The ideal candidate brings deep PostgreSQL expertise, hands‑on Patroni experience, and a strong background in production operations and advanced troubleshooting. Experience with MySQL in enterprise environments is highly desirable.
Key Responsibilities
PostgreSQL Architecture & Design
- Design and maintain scalable, fault‑tolerant PostgreSQL architectures aligned with Fareportal's business and growth strategy
- Define standards for PostgreSQL cluster design, configuration, versioning, and lifecycle management
- Architect and operate high‑availability PostgreSQL environments using Patroni with distributed consensus systems (etcd / Consul)
- Lead PostgreSQL upgrades, migrations, and platform modernization initiatives with minimal downtime
- Evaluate and implement PostgreSQL extensions, features, and best practices suitable for large‑scale production workloads
Operations & Production Support (Primary Focus)
- Own the day‑to‑day operational health of PostgreSQL platforms across production and non‑production environments
- Lead major incident response, including failovers, performance degradation, replication issues, and data consistency problems
- Perform deep root‑cause analysis (RCA) and drive long‑term corrective and preventive actions
- Tune PostgreSQL for performance and stability, including:
- Memory and storage optimization
- WAL and checkpoint tuning
- Autovacuum and bloat management
- Query optimization and execution plan analysis
- Manage and validate backup, restore, and point‑in‑time recovery strategies (pgBackRest, Barman, or equivalent)
- Act as a senior escalation point during on‑call rotations and high‑severity production events
Patroni & High Availability
- Design, configure, and operate Patroni‑based PostgreSQL clusters in production
- Troubleshoot and resolve complex HA scenarios such as:
- Leader election failures
- Split‑brain conditions
- Network partitions and fencing issues
- Define and tune HA behavior (failover, switchover, synchronous replication settings)

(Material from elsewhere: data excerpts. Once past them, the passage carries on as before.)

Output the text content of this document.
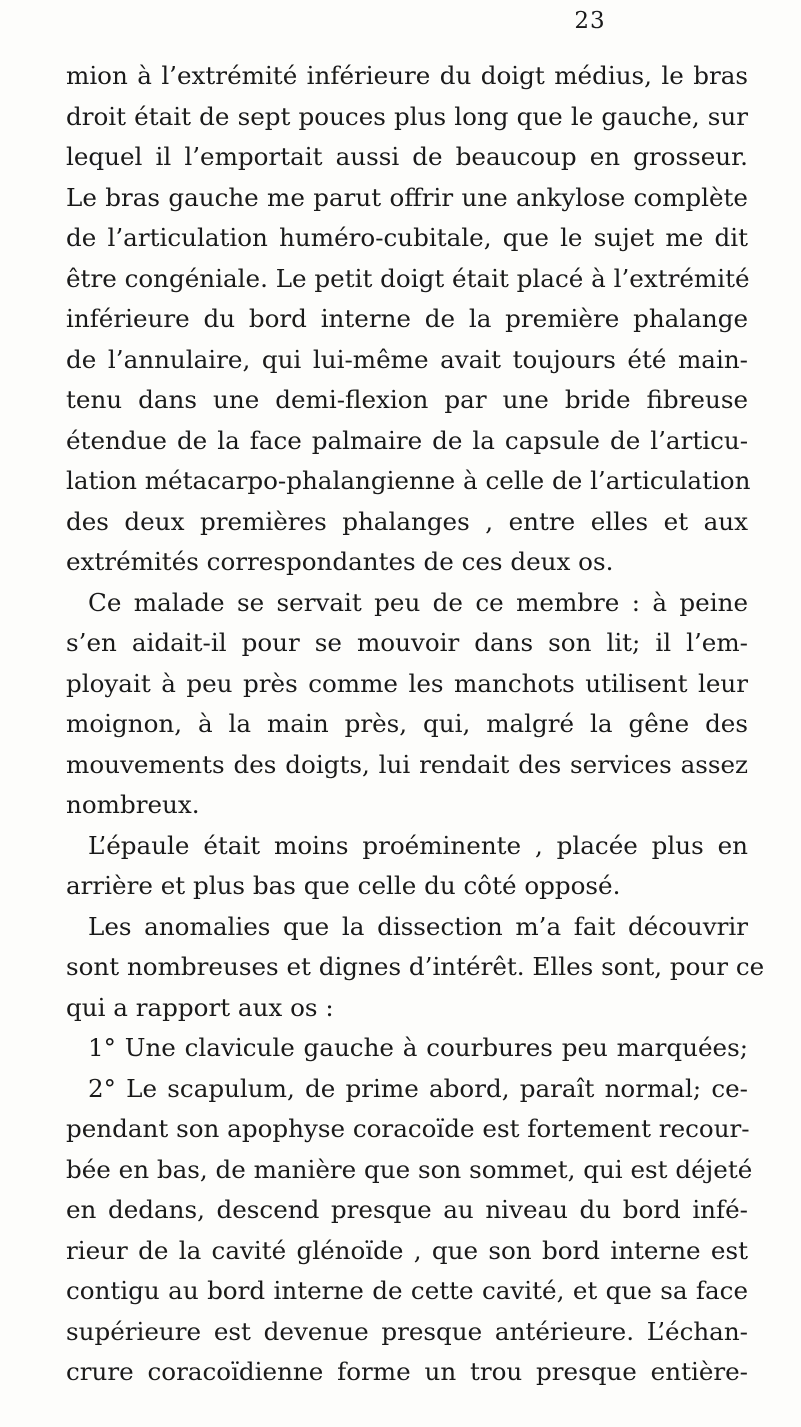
23
mion à l’extrémité inférieure du doigt médius, le bras
droit était de sept pouces plus long que le gauche, sur
lequel il l’emportait aussi de beaucoup en grosseur.
Le bras gauche me parut offrir une ankylose complète
de l’articulation huméro-cubitale, que le sujet me dit
être congéniale. Le petit doigt était placé à l’extrémité
inférieure du bord interne de la première phalange
de l’annulaire, qui lui-même avait toujours été main-
tenu dans une demi-flexion par une bride fibreuse
étendue de la face palmaire de la capsule de l’articu-
lation métacarpo-phalangienne à celle de l’articulation
des deux premières phalanges , entre elles et aux
extrémités correspondantes de ces deux os.
Ce malade se servait peu de ce membre : à peine
s’en aidait-il pour se mouvoir dans son lit; il l’em-
ployait à peu près comme les manchots utilisent leur
moignon, à la main près, qui, malgré la gêne des
mouvements des doigts, lui rendait des services assez
nombreux.
L’épaule était moins proéminente , placée plus en
arrière et plus bas que celle du côté opposé.
Les anomalies que la dissection m’a fait découvrir
sont nombreuses et dignes d’intérêt. Elles sont, pour ce
qui a rapport aux os :
1° Une clavicule gauche à courbures peu marquées;
2° Le scapulum, de prime abord, paraît normal; ce-
pendant son apophyse coracoïde est fortement recour-
bée en bas, de manière que son sommet, qui est déjeté
en dedans, descend presque au niveau du bord infé-
rieur de la cavité glénoïde , que son bord interne est
contigu au bord interne de cette cavité, et que sa face
supérieure est devenue presque antérieure. L’échan-
crure coracoïdienne forme un trou presque entière-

- Establish safe maintenance, patching, and upgrade procedures for HA environments
Automation, Monitoring & Reliability
- Drive automation initiatives for PostgreSQL provisioning, configuration, patching, and deployments
- Implement proactive monitoring and alerting for performance, replication, capacity, and availability
- Partner with SRE and infrastructure teams to improve platform reliability, alert quality, and operational tooling
- Develop and maintain operational documentation, runbooks, and standard operating procedures
Cross‑Database Expertise (Desired)
- Provide architectural and operational guidance for MySQL platforms where applicable
- Troubleshoot MySQL performance, replication, and availability issues
- Support coexistence or migration strategies between PostgreSQL and MySQL environments
Infrastructure & Tooling
- Strong Linux fundamentals
- Experience with cloud or hybrid environments (AWS / Azure / GCP)
- Familiarity with monitoring tools (Prometheus, Grafana, Datadog, etc.)
- Scripting skills in Bash, Python, or similar